The End-of-Life Care group at UMass Medical School’s Center for Health Policy and Research is investigating palliative and hospice care services to understand why these services are underused and to develop policy recommendations and strategies to improve their appropriate use.
The Center for Health Policy and Research is also working to improve and develop planning strategies to advance care, which can help ensure that individuals at the end of life have their wishes respected and adhered to by medical professionals.

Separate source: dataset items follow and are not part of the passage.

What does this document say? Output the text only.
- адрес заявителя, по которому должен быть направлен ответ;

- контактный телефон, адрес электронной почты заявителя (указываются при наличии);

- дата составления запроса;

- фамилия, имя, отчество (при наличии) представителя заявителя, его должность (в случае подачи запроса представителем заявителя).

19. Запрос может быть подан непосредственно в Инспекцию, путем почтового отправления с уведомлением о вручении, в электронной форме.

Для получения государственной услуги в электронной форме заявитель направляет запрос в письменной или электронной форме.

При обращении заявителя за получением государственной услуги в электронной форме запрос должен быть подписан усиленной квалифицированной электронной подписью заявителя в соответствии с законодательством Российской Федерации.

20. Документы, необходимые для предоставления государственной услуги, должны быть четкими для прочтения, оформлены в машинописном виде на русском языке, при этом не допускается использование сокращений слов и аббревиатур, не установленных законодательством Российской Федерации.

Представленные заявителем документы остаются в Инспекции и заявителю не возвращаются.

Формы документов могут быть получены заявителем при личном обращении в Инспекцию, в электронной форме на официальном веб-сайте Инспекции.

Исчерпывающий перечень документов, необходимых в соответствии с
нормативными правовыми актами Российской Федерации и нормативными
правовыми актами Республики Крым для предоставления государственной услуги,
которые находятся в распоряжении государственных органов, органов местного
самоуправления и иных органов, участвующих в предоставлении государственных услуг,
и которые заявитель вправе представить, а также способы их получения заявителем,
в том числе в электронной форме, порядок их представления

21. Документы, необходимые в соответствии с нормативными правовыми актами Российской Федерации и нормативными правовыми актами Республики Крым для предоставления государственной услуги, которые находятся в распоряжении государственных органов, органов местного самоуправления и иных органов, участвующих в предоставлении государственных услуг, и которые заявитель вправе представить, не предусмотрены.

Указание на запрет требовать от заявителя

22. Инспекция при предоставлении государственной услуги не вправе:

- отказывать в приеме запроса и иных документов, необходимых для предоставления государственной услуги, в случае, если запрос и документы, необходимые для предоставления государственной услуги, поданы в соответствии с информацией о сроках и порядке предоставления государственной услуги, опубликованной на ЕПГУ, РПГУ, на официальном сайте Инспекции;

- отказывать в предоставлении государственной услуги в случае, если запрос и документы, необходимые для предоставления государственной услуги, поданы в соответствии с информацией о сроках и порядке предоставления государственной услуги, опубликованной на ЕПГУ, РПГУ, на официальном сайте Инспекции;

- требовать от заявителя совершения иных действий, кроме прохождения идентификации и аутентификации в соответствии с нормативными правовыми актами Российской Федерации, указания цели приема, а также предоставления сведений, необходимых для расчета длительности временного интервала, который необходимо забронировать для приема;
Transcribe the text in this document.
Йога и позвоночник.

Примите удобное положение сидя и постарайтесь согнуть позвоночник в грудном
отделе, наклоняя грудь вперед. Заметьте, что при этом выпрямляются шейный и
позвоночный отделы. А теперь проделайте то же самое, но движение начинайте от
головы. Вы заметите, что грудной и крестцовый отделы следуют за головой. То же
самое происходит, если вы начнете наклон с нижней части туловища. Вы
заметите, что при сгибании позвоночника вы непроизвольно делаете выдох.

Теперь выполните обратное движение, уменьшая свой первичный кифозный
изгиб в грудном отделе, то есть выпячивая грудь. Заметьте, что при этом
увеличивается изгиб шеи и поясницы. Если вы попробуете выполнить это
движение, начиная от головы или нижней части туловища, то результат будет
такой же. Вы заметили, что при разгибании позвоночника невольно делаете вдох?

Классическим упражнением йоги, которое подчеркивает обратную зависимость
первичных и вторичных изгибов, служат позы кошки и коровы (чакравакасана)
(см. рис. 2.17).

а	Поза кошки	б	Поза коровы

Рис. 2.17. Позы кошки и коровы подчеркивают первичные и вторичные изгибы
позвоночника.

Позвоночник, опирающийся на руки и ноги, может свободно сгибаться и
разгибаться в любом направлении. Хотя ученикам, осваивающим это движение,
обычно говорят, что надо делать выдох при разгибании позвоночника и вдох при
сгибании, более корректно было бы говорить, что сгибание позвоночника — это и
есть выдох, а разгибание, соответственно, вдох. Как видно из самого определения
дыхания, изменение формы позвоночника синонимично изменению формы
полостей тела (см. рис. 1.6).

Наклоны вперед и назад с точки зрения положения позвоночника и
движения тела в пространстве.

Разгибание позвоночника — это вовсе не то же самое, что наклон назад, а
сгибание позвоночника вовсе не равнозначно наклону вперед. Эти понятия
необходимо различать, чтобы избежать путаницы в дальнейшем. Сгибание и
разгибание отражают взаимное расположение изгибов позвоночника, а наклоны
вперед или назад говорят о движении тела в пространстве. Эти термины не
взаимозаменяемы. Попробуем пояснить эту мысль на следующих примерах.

Improving Hospitalist Referrals to Hospice in an Acute Care Hospital
There is an increasing trend to use hospital-based physicians, or hospitalists, for in-patient acute care. It is unclear however, whether hospitalists consistently have discussions with patients and families about the benefits of hospice services. This study is designed to identify the barriers to communication about hospice and referrals to hospice among hospitalists and to design a targeted intervention to improve referral rates.
MassHealth Hospice Program: Overview and Analysis
The Medicaid hospice benefit is an optional state plan service and as such its format varies across the country. This cost and utilization study is designed to evaluate the MassHealth hospice program and identify opportunities for improvement.
The Medical Orders for Life-Sustaining Treatment (MOLST) Demonstration in Massachusetts
Advance directives and health care proxy laws vary from state to state. The Center for Health Policy and Research is working with the Massachusetts Executive Office of Health and Human Services to develop a demonstration project for a Medical Orders for Life-Sustaining Treatment (MOLST) system in Massachusetts. The objective is to develop a physician-signed, legally-binding medical order which would cover four domains of care: resuscitation, medical intervention, antibiotics and artificially-administered fluids and nutrition.